We can infer about unobserved counterfactuals by:

  1. assessing claims or models or hypotheses about relationships between
     unobserved potential outcomes (Fisher's sharp null testing approach via
     Rosenbaum) (this includes testing hypotheses of "no effects at all", "same
     effect for all", or different effects for each unit, or anything in
     between).
  2. estimating averages (or other summaries) of unobserved potential outcomes
     (Neyman's estimation approach) (Unbiased estimators of effects,
     conservative variance estimators and the Central Limit
     Theorem allow us to use Normal Approximations to use the difference of
     means as a test statistic to test weak null hypotheses, too).
  3. predicting individual level outcomes based on probability models of
     outcomes, interventions, etc. (Bayes's predictive approach via Rubin)

We can go from tests to intervals (even to quite narrow intervals) because a
confidence interval is a collection of not-rejected hypothesis tests.

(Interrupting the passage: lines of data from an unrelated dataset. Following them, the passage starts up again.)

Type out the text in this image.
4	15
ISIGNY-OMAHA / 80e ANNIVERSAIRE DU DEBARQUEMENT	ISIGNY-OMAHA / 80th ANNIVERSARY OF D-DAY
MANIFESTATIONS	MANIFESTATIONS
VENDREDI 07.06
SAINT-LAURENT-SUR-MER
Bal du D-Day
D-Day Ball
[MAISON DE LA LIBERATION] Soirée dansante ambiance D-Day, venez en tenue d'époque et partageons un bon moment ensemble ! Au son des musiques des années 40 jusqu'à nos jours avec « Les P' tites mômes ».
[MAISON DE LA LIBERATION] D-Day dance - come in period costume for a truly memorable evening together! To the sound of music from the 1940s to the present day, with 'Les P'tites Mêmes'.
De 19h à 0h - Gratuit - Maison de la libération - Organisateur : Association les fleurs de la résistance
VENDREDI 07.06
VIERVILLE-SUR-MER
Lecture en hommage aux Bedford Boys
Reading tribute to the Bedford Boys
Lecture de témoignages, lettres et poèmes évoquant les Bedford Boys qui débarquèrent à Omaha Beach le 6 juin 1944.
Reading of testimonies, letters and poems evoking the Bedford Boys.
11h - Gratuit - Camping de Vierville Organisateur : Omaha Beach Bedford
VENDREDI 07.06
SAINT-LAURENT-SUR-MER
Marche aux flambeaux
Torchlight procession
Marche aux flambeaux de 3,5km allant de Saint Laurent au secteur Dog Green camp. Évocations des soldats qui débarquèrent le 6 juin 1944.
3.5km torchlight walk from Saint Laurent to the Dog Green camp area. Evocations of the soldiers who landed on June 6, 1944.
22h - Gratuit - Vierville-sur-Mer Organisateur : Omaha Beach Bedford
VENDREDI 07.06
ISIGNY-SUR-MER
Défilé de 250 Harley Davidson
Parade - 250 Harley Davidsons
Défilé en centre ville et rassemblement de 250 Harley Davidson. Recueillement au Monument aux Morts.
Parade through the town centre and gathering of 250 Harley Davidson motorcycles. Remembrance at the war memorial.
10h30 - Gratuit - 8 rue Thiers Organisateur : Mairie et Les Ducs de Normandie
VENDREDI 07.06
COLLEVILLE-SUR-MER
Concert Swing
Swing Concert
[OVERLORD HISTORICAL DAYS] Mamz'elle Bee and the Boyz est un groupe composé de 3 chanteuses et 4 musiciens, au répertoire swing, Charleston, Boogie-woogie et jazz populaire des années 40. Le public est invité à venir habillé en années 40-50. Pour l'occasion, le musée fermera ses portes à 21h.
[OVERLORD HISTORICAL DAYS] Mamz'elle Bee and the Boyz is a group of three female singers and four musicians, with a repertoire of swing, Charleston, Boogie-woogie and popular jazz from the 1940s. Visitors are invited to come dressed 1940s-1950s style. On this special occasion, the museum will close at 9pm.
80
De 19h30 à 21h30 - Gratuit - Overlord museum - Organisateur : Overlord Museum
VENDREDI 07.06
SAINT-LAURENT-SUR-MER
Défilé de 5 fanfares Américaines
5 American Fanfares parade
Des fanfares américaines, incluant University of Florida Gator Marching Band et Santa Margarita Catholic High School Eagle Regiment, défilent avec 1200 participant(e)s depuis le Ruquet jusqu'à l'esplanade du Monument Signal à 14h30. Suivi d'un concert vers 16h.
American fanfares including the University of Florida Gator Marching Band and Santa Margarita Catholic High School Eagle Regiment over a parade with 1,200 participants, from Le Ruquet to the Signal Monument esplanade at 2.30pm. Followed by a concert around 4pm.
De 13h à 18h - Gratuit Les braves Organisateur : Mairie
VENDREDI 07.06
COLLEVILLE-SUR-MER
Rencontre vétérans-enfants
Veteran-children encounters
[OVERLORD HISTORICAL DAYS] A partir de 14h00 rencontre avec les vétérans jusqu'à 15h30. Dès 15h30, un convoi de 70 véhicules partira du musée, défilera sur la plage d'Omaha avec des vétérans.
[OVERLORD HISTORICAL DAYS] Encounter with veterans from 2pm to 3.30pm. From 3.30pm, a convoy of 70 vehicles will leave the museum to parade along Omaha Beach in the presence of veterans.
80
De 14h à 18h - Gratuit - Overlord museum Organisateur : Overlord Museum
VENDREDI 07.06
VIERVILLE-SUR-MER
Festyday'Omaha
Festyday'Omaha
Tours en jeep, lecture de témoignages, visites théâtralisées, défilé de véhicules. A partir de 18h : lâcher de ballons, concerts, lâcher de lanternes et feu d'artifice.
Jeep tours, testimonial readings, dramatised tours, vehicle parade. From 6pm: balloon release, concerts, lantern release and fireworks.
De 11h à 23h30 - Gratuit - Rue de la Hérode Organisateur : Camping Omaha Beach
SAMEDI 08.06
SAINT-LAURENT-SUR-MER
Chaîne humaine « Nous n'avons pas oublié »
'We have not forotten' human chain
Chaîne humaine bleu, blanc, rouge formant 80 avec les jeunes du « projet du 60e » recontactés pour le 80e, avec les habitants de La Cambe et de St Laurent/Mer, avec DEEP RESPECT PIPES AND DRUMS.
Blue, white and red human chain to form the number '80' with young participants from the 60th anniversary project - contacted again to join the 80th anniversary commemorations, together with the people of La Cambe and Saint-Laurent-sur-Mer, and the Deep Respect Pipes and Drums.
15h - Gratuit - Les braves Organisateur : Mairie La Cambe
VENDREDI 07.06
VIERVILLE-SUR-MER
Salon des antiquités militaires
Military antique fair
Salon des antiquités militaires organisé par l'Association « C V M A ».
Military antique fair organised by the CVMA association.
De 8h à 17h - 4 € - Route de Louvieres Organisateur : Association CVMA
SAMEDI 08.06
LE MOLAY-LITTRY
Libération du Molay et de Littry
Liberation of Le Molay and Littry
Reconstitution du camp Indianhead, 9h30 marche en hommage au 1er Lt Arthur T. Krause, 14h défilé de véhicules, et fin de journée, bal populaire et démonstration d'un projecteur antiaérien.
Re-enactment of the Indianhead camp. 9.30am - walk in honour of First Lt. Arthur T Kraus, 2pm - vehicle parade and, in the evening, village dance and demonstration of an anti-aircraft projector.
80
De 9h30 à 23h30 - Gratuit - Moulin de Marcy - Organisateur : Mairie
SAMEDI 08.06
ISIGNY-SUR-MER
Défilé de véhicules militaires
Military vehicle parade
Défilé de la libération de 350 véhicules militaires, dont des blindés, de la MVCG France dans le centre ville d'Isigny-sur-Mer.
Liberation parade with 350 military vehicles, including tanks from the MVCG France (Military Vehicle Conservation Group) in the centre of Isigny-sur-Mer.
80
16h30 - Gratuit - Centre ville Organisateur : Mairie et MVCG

## Summary: Modes of Statistical Inference for Causal Effects

Statistical inferences --- formalized reasoning about "what if" statements
("What if I had randomly assigned other plots to treatment?") --- and their properties (like bias, error rates, precision) arise from:

  1. Repeating the design and using the hypothesis and test statistics to
     generate a reference distribution that describes the variation in the hypothetical world. Compare the observed to the hypothesized to measure consistency between hypothesis, or model, and observed outcomes (*Fisher and Rosenbaum's
     randomization-based inference for individual causal effects*).
  2. Repeating the design and the estimation such that standard errors, $p$-values,
     and confidence intervals reflect design-based variability. Probability distributions (like the Normal or t-distribution) arise from Limit Theorems in large samples.
     (*Neyman's randomization-based inference for average causal effects*).
  3. Repeatedly drawing from the probability distributions that generate the
     observed data (that represent the design) --- the likelihood and the
     priors --- to describe a posterior distribution for unit-level causal
     effects. Calculate posterior distributions for aggregated causal effects (like averages of individual level
     effects). (*Bayes and Rubin's predictive model-based causal inference*).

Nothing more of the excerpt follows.